Here is the discipline that keeps it useful. The AI retrieves the relevant inventory, order, and movement records, then assembles a short exception package: what's mismatched, by how much, why it matters this week, and who owns the decision. It does not write back to the WMS. It does not release an allocation, adjust a count, or tell a customer anything. Say a 60-person distributor with 4,000 active SKUs — the win is that a controller opens a queue of 15 flagged discrepancies each morning with the source rows attached, instead of discovering the worst one when a truck is half-loaded. Score the candidate workflows the same way using the manual-work scoring guide.
The read permissions are the whole project
Inventory exceptions don't live in one table.

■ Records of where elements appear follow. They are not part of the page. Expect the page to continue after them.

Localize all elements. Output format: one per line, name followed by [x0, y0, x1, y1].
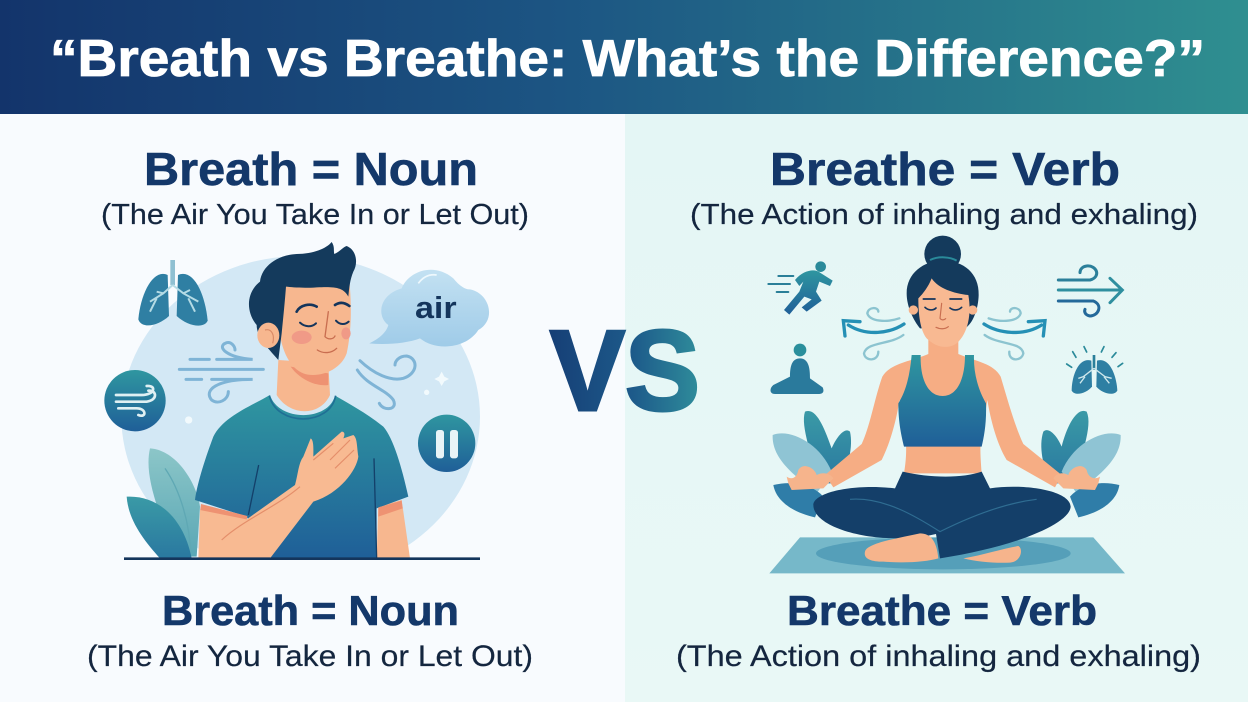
feet: [865, 533, 938, 562]
sleeve cuffs: [200, 504, 247, 520]
torso and arms: [825, 337, 1062, 487]
heading: breathe verb: Breathe = Verb: [770, 143, 1120, 195]
hair back: [907, 261, 979, 328]
left plants: [773, 411, 851, 517]
icon: lungs: [138, 260, 208, 326]
face: [918, 278, 970, 347]
illustration: man breathing: [104, 242, 489, 577]
word: air: air: [415, 291, 457, 325]
icon: wind arrow: [1058, 266, 1122, 316]
t-shirt: [195, 395, 408, 558]
man figure: [195, 242, 410, 558]
panel: left background: [0, 114, 625, 702]
ear: [257, 323, 279, 348]
woman figure: [787, 236, 1100, 563]
face: [280, 280, 351, 375]
right arm: [377, 500, 410, 558]
sports bra: [898, 355, 986, 447]
text: breathe definition repeat: (The Action of inhaling and exhaling): [676, 640, 1201, 673]
breath swirls right: [984, 308, 1045, 359]
icon: glowing lungs: [1067, 347, 1123, 394]
neck: [277, 360, 330, 411]
hands: [787, 466, 833, 490]
text: breathe definition: (The Action of inhaling and exhaling): [690, 199, 1198, 231]
ground line: [124, 555, 480, 563]
title: “Breath vs Breathe: What’s the Difference?”: [50, 30, 1205, 88]
icon: pause badge: [418, 415, 475, 472]
hair: [249, 242, 356, 360]
heading: breath noun repeat: Breath = Noun: [162, 587, 459, 634]
heading: breath noun: Breath = Noun: [144, 143, 478, 195]
yoga mat: [769, 537, 1125, 573]
nose and mouth: [317, 312, 337, 353]
wind swirl right: [357, 356, 415, 409]
panel: right background: [625, 114, 1248, 702]
left arm and hand: [198, 432, 358, 558]
VS label: VS: [550, 308, 700, 435]
plant leaves: [127, 448, 200, 558]
text: breath definition: (The Air You Take In or Let Out): [101, 199, 529, 231]
right plants: [1041, 411, 1121, 517]
icon: runner: [768, 261, 833, 315]
hair bun: [924, 236, 961, 272]
icon: meditation: [771, 344, 823, 394]
icon: wind badge: [104, 370, 166, 431]
cheeks: [292, 331, 312, 344]
sparkles: [185, 372, 449, 424]
speech cloud: air: [369, 270, 489, 346]
breath swirls left: [843, 308, 904, 359]
leggings: [813, 472, 1071, 558]
illustration: woman meditating: [768, 236, 1125, 573]
heading: breathe verb repeat: Breathe = Verb: [787, 587, 1097, 634]
eyes and brows: [297, 303, 349, 326]
ears: [909, 305, 977, 315]
face details: [923, 299, 962, 329]
background circle: [121, 256, 480, 577]
text: breath definition repeat: (The Air You Take In or Let Out): [87, 640, 533, 673]
wind swirl left: [179, 343, 263, 402]
header banner: [0, 0, 1248, 114]
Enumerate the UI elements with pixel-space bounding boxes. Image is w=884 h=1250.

A single flagged SKU might pull from the WMS count, a customer's contracted allocation, a supplier's pending PO, a serialized asset record, and a return that hasn't been put away. That's the trap: the moment your AI workflow joins those sources, it can hand a warehouse temp a clean summary that quietly contains a key account's pricing tier or a vendor's confidential lead time. CISA AI Data Security Best Practices reads like an operating manual for precisely this situation, because the risk isn't the model — it's the data you let it stitch together.

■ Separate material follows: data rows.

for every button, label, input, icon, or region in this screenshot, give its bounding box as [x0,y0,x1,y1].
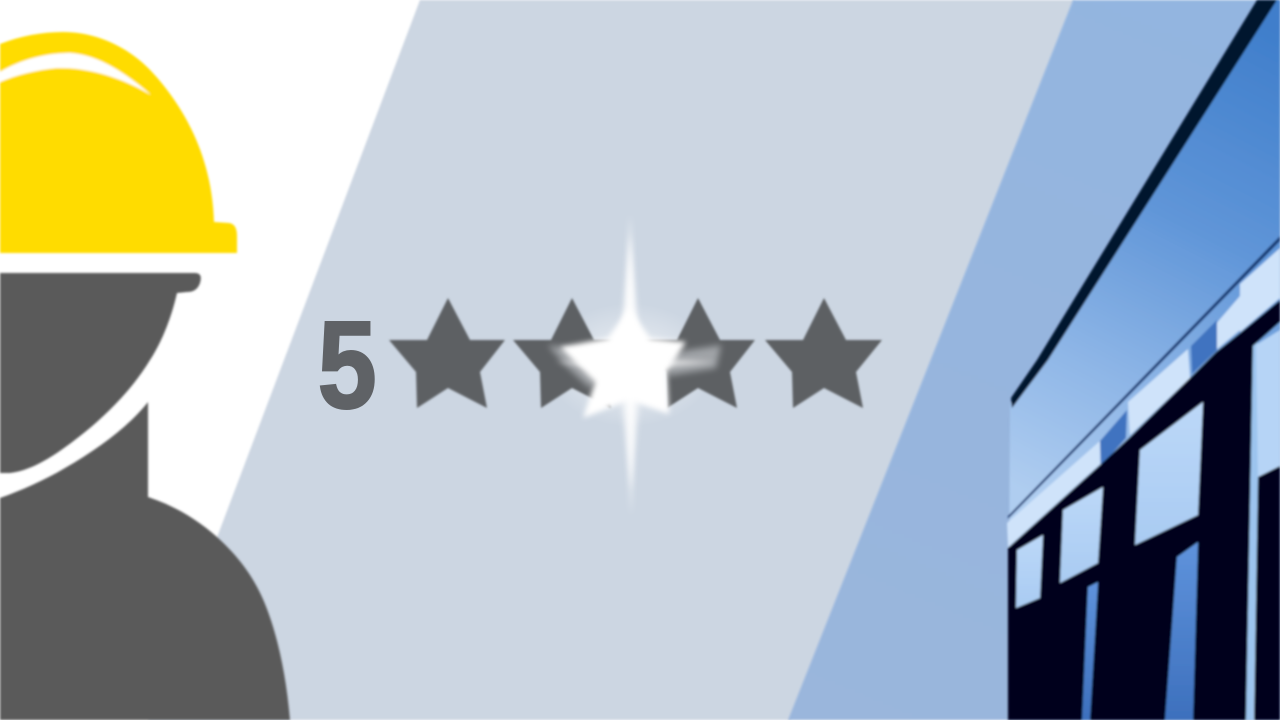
window band lit segments [1007,248,1280,547]
yellow hard hat [0,32,237,253]
thin fascia line [1008,236,1280,519]
sheen star 2 [548,345,600,388]
worker face [0,273,201,473]
rating: 5 stars [318,215,882,515]
hard hat highlight [0,53,151,95]
worker body and neck [0,402,290,720]
panel: pale grey-blue diagonal band [148,0,1075,720]
white star shape [560,308,686,418]
right dark column [1254,466,1280,720]
roof edge dark line [1011,0,1277,408]
soft halo behind stars [545,303,715,427]
outer vertical light streak [620,235,640,490]
panel: mid-blue diagonal band [788,0,1280,720]
pale window panes [1016,402,1203,608]
right pillar edge light strip [1246,342,1258,720]
vertical light streak [625,215,635,515]
star 1 [389,298,505,408]
photo: glass office building [1007,0,1280,720]
star 3 [639,298,755,408]
right window pane [1256,330,1280,478]
star 4 [765,298,882,408]
horizontal light streak [555,358,715,370]
window band blue segments [1100,320,1217,466]
sheen star 3 [667,345,721,376]
building glass facade [1008,0,1280,720]
star sparkle glare [555,215,715,515]
star 2 [513,298,629,408]
black lower facade and floor beam [1008,300,1280,720]
stars [389,298,882,408]
rating number: 5 [318,295,377,435]
icon: construction worker [0,32,290,720]
blue lower window slits [1082,542,1198,720]
light sheen on star 2 and star 3 [548,345,721,388]
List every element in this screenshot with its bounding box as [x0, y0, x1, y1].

The rule that prevents most of the damage is simple to state and easy to skip: permissions follow the source system. If a person can't open the contract record in the ERP, the AI exception package they receive must not surface anything derived from that contract. Resolve identity to the same role-based access the underlying systems already enforce, and have the AI redact or omit fields the requester isn't cleared for — not summarize around them, which leaks the fact that something was hidden.

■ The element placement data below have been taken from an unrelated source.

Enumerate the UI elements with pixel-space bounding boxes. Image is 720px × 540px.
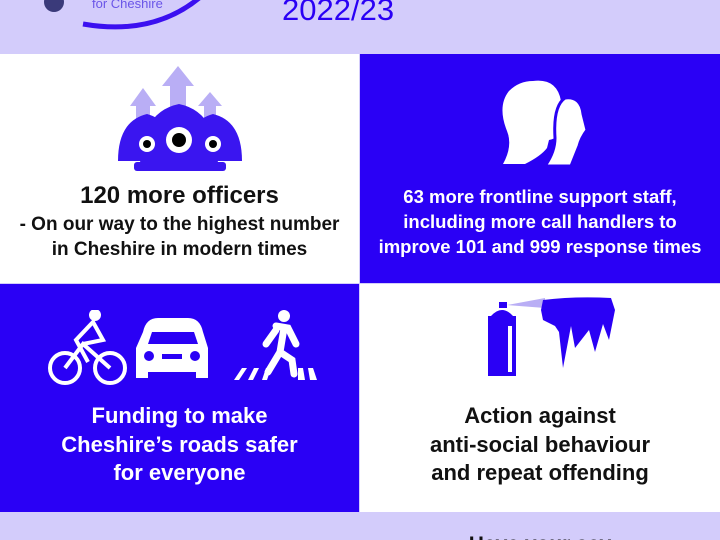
- panel: officers: [0, 54, 359, 283]
- panel: bottom left: [0, 514, 359, 540]
- text: roads: Funding to make: [92, 403, 268, 428]
- logo: [44, 0, 201, 30]
- heading: 120 more officers: 120 more officers: [80, 182, 279, 209]
- text: anti-social behaviour: anti-social behaviour: [430, 432, 650, 456]
- text: support staff: improve 101 and 999 response times: [379, 236, 701, 257]
- panel: anti-social behaviour: [360, 284, 720, 512]
- text: roads: [61, 403, 298, 485]
- panel: have your say: [361, 514, 719, 540]
- icon: police helmets: [118, 66, 242, 171]
- text: officers description: [20, 214, 340, 260]
- text: support staff: 63 more frontline support staff,: [403, 186, 677, 207]
- text: anti-social behaviour: Action against: [464, 403, 616, 428]
- icon: spray can: [488, 297, 615, 376]
- text: officers description: in Cheshire in modern times: [52, 239, 307, 260]
- icons: cyclist, car, pedestrian: [48, 310, 317, 385]
- text: support staff: [379, 186, 701, 257]
- text: support staff: including more call handlers to: [403, 211, 677, 232]
- text: officers description: - On our way to the highest number: [20, 214, 339, 235]
- icon: call handlers: [502, 80, 586, 164]
- header: [0, 0, 720, 54]
- text: roads: for everyone: [113, 460, 246, 485]
- panel: roads: [0, 284, 359, 512]
- text: roads: Cheshire’s roads safer: [61, 432, 298, 456]
- text: anti-social behaviour: [430, 403, 650, 485]
- text: anti-social behaviour: and repeat offending: [431, 460, 649, 485]
- panel: support staff: [360, 54, 720, 283]
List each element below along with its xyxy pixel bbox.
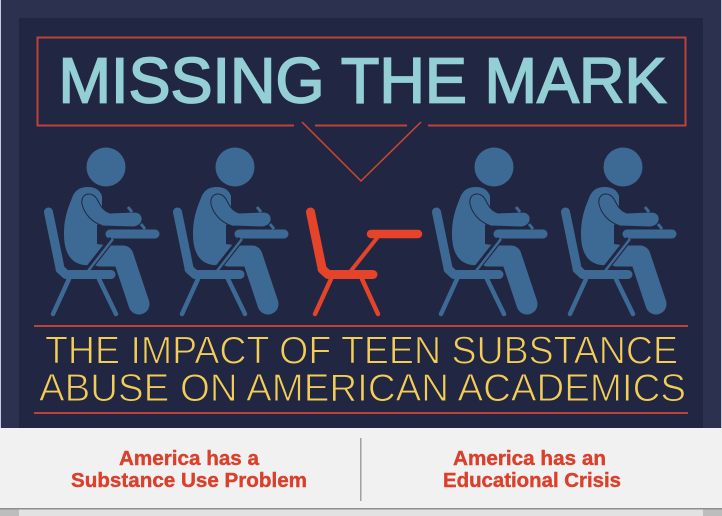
student 3 bbox=[436, 148, 543, 314]
white navigation panel bbox=[0, 428, 722, 508]
tab: educational crisis bbox=[443, 447, 621, 492]
subtitle rule top bbox=[34, 325, 688, 327]
empty red desk bbox=[310, 212, 418, 314]
arrow pointing to empty desk bbox=[302, 122, 421, 181]
subtitle rule bottom bbox=[34, 412, 688, 414]
subtitle bbox=[39, 330, 686, 410]
tab: substance use problem: Substance Use Problem bbox=[71, 469, 307, 492]
divider bbox=[360, 438, 362, 501]
inner dark panel bbox=[19, 18, 703, 428]
student 1 bbox=[48, 148, 155, 314]
tab: educational crisis: Educational Crisis bbox=[443, 469, 621, 492]
tab: substance use problem: America has a bbox=[119, 447, 260, 470]
title frame bbox=[38, 38, 686, 126]
tab: educational crisis: America has an bbox=[453, 447, 606, 470]
subtitle: THE IMPACT OF TEEN SUBSTANCE bbox=[45, 330, 678, 372]
student 4 bbox=[566, 148, 672, 314]
tab: substance use problem bbox=[71, 447, 307, 492]
title: MISSING THE MARK bbox=[58, 44, 666, 116]
student 2 bbox=[178, 148, 284, 314]
subtitle: ABUSE ON AMERICAN ACADEMICS bbox=[39, 367, 686, 410]
footer strip below panel bbox=[0, 508, 722, 516]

So scope the first release narrow on purpose. Pick one exception type — say, "on-hand below committed quantity" — feed it one reviewer queue, and define one resolution outcome. One exception family, audited end to end, beats a dashboard that joins everything and trusts no one to look at it twice.
Did the discrepancy close faster? Prove it
A workflow that produces tidy exception packages nobody resolves is just a prettier backlog. The question that decides whether this earns a second phase is whether flagged discrepancies actually close faster than they did when a person hunted them down manually. The NIST AI Risk Management Framework gives the control loop to run it like production rather than a pilot: map the context, measure the risk, and manage changes as the data and the model drift.
For inventory specifically, four numbers tell you the truth. Exception age — how long from flag to resolution. Owner response rate — what share of packages a human actually acts on, because a low number means the AI is flagging noise. Correction accuracy — when someone adjusts the count, were they right, checked against the next physical count. And prevented disruption — stockouts or short-ships caught before they hit a customer. Track those for one quarter and you'll know whether to widen the exception types or fix the signal first. The RSM middle-market AI survey is a useful reality check here: AI spend only counts when it moves the operating model, not when it adds another report.
Monday's move: list your top five recurring inventory discrepancies, pick the one that most often reaches a customer, and write down which systems and which roles it touches. That one row is your first build spec — and your guardrail against counting savings that aren't real, which is its own discipline (measuring AI ROI without fake savings).